In class, I raised a new idea: "how to calculate the LCM of K numbers". It's also an easy problem indeed, which only cost me 1 minute to solve it. I raised my hand and told teacher about my outstanding algorithm. Teacher just smiled and smiled...

After class, my teacher gave me a new problem and he wanted me solve it in 1 minute, too. If we know three parameters N, M, K, and two equations:

1. SUM (A₁, A₂, ..., A_i, A_i+1,..., A_K) = N 
2. LCM (A₁, A₂, ..., A_i, A_i+1,..., A_K) = M

Can you calculate how many kinds of solutions are there for A_i (A_i are all positive numbers). I began to roll cold sweat but teacher just smiled and smiled.
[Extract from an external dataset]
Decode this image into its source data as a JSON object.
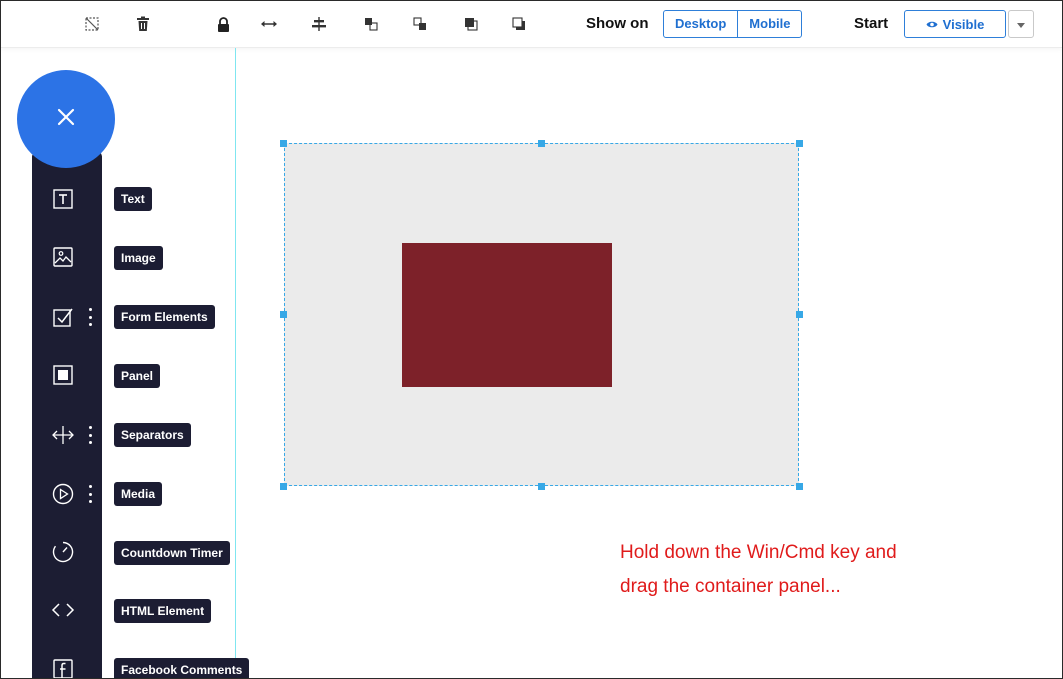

Can you solve this problem in 1 minute?

Input

There are multiple test cases.

Each test case contains three integers N, M, K. (1 ≤ N, M ≤ 1,000, 1 ≤ K ≤ 100)

Output

For each test case, output an integer indicating the number of solution modulo 1,000,000,007(1e9 + 7).
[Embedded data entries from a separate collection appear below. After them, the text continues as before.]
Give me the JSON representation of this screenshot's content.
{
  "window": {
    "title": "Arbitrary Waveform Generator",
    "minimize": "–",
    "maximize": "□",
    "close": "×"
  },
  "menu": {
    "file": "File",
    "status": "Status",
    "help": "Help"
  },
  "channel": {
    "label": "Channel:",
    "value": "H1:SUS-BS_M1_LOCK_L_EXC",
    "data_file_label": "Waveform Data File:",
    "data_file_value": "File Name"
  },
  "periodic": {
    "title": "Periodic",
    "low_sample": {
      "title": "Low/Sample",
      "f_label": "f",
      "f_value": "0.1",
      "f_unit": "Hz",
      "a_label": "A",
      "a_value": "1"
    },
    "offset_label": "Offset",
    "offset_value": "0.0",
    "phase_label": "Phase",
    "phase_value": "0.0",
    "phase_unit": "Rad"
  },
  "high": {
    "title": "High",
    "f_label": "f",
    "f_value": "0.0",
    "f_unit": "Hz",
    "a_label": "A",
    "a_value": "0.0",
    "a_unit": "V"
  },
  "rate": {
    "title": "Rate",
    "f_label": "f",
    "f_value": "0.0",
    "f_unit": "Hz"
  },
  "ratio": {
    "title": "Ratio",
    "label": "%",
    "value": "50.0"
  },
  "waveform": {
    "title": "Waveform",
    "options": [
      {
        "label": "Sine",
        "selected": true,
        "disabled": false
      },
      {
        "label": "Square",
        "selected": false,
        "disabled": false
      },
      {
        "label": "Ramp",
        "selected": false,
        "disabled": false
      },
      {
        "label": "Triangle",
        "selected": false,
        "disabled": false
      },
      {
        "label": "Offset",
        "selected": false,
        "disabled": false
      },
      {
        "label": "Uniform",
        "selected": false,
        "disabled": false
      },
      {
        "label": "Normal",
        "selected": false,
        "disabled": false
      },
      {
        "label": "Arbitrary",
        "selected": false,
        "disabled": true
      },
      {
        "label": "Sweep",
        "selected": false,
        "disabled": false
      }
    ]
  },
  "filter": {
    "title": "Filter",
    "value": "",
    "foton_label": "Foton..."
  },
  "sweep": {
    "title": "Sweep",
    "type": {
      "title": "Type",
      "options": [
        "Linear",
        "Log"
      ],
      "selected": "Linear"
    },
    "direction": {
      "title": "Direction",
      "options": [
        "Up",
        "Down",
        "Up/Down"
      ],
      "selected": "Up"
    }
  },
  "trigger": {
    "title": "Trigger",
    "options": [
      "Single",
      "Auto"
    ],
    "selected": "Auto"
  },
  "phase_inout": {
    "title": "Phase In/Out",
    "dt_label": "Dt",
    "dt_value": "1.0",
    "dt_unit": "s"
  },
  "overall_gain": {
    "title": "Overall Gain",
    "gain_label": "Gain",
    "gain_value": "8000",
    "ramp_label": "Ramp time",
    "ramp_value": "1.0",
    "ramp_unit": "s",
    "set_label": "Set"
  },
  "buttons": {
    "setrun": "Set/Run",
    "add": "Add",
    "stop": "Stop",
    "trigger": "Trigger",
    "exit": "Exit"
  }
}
You can get more details in the sample and hint below.

Sample Input

4 2 2
3 2 2

Sample Output

1
2

Hint

The first test case: the only solution is (2, 2).

The second test case: the solution are (1, 2) and (2, 1).

这题时间卡的真紧啊！

#include <iostream>
#include <stdio.h>
#include <math.h>
#include <string.h>
using namespace std;
#define MAXN 1005
#define mod 1000000007
int lca[MAXN][MAXN],dp[2][MAXN][MAXN],vec[MAXN];
int gcd(int a,int b)
{
    if(a==0)return b;
    return gcd(b%a,a);
}
int main()
{
    int n,m,k,i,j,now,no,k1,j1,ans,ii;
    for(i=1;i<=1000;i++)
        for(j=i;j<=1000;j++)
            lca[j][i]=lca[i][j]=i/gcd(i,j)*j;
    while(scanf("%d%d%d",&n,&m,&no)!=EOF)
    {
        now=0;
        //memset(dp,0,sizeof(dp));
        ans=0;
        vec[ans++]=1;
        for(i=2;i<=m;i++)
        {
            if(m%i==0)
            vec[ans++]=i;
        }
        for(ii=0;ii<=n;ii++)
            for(j=0;j<ans;j++)
                dp[now][ii][vec[j]]=0;
            dp[now][0][1]=1;
        for(i=0;i<=no-1;i++)
        {
            now=now^1;
            for(ii=0;ii<=n;ii++)
                for(j=0;j<ans;j++)
                dp[now][ii][vec[j]]=0;
            for(j=i;j<=n;j++)
                for(int j2=0;j2<ans;j2++)
                {
                    k=vec[j2];
                    if(dp[now^1][j][k]==0)
                    continue;
                      for(int jj1=0;jj1<ans;jj1++)
                    {

                        j1=vec[jj1];
                        if(j1+j>n)
                        break;
                        k1=lca[k][j1];
                       if(k1>m||m%k1!=0)
                        continue;
                        dp[now][j1+j][k1]+=dp[now^1][j][k];

                        dp[now][j1+j][k1]%=mod;
                    }
                }

        }
        printf("%d\n",dp[now][n][m]%mod);
    }
    return 0;
}